The court sided with most of the April 2011 decision by the Quebec Superior Court, putting Castor creditors a step closer to having their losses repaid from the 1992 bankruptcy of the real estate investment company. Coopers had only appealed a portion of the earlier ruling.
Nearly 100 creditors, including major European banks, Chrysler Canada's pension fund and two Canadian credit unions, launched a lawsuit in 1994 claiming about $1 billion in damages.
The trial started in the fall of 1998 and lasted 12 years. It's considered one of Canada's longest-running lawsuits.
It was so long that two judges were required to complete the process. One accounting expert testified over the course of more than three years.
In a lengthy ruling, Justice Marie St-Pierre of the Quebec Superior Court said Coopers & Lybrand failed to perform its duties as auditors, in accordance with auditing and accounting standards.
She also said the firm issued "faulty opinions" about Castor's financial situation that prevented investors from evaluating its financial health.
In a 122-page ruling released Monday, the appeals court found that the trial judge had appropriately relied on experts in the trial.

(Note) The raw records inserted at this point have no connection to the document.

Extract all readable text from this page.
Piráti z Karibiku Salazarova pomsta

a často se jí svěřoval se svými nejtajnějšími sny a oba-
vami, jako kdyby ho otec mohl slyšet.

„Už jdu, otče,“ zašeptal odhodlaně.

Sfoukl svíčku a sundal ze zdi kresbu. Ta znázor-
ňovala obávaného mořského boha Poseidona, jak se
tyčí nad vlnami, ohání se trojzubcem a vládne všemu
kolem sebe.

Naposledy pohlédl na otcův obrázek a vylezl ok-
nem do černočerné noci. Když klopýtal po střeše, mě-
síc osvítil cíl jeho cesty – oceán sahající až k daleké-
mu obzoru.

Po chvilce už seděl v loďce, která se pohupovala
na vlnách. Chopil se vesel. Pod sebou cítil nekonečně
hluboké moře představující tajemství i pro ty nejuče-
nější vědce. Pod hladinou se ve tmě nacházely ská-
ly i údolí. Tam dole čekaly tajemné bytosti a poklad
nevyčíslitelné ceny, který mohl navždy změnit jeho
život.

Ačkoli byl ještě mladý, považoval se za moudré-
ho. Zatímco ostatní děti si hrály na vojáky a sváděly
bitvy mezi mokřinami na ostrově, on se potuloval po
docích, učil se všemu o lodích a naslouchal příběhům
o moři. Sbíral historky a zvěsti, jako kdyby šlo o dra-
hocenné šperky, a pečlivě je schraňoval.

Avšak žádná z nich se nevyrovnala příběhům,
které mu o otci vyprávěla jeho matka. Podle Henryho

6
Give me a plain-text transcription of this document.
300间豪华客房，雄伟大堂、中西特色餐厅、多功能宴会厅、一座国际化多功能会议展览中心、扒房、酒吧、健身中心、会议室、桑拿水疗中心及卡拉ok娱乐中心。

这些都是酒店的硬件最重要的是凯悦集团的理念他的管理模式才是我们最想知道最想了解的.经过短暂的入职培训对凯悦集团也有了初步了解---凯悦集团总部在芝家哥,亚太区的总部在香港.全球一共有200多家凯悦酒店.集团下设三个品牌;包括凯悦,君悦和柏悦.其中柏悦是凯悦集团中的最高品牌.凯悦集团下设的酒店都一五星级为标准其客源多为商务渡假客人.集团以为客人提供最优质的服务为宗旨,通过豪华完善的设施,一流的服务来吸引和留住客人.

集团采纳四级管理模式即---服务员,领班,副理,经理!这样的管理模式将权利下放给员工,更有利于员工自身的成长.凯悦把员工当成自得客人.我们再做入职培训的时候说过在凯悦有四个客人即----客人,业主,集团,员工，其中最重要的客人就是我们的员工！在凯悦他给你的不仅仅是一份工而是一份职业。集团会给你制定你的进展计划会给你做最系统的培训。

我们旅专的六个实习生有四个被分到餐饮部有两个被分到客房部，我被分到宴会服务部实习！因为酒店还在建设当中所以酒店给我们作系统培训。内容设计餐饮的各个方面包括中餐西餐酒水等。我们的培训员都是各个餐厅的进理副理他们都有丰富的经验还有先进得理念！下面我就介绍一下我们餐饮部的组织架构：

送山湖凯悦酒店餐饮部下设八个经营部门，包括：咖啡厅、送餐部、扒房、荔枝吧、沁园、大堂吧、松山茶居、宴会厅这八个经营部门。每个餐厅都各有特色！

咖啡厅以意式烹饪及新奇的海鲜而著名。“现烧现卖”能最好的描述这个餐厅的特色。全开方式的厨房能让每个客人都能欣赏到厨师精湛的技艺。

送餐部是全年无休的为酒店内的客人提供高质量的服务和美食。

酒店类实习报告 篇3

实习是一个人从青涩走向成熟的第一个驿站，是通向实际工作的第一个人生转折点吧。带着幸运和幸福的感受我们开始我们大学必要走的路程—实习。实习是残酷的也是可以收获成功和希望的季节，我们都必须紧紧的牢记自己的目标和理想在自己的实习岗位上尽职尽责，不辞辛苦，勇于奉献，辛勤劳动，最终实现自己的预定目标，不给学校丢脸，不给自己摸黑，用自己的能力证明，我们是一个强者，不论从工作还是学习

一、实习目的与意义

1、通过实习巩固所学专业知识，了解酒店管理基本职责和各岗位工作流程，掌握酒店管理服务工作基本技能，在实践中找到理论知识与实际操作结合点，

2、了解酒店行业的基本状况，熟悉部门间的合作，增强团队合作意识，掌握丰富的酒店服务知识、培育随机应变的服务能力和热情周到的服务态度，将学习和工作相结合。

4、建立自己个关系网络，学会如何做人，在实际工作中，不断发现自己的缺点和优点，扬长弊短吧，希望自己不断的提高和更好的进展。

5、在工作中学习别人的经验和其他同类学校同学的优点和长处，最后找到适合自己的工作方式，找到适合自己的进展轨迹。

"Our work on this file, before, during and after the hearing, convinces us that this conclusion of the judge doesn't constitute an error — far from it," wrote the three-judge panel.
The appeals court maintained the liability of Coopers and its individual partners across Canada.
They have been ordered to pay about $2.6 million including interest to the estate of former John Labatt CEO Peter Widdrington, who died in 2005, six years before the Quebec Superior Court issued its ruling.
Avram Fishman, who represented Widdrington, said the court's findings "are also applicable and binding on all pending cases against Coopers in the aggregate amount of well over $1 billion."
“We are hopeful that this Court of Appeal judgment will finally result in a substantial recovery in the very near future for the many creditors affected,” he said in a news release.
Coopers was subsequently merged with Pricewaterhouse to create PricewaterhouseCoopers (PwC).
An ongoing case launched by the Castor trustee is trying to make the large auditor responsible for a significant portion of Coopers' liabilities.
A lawyer for the auditors said they will seek leave to appeal to the Supreme Court of Canada.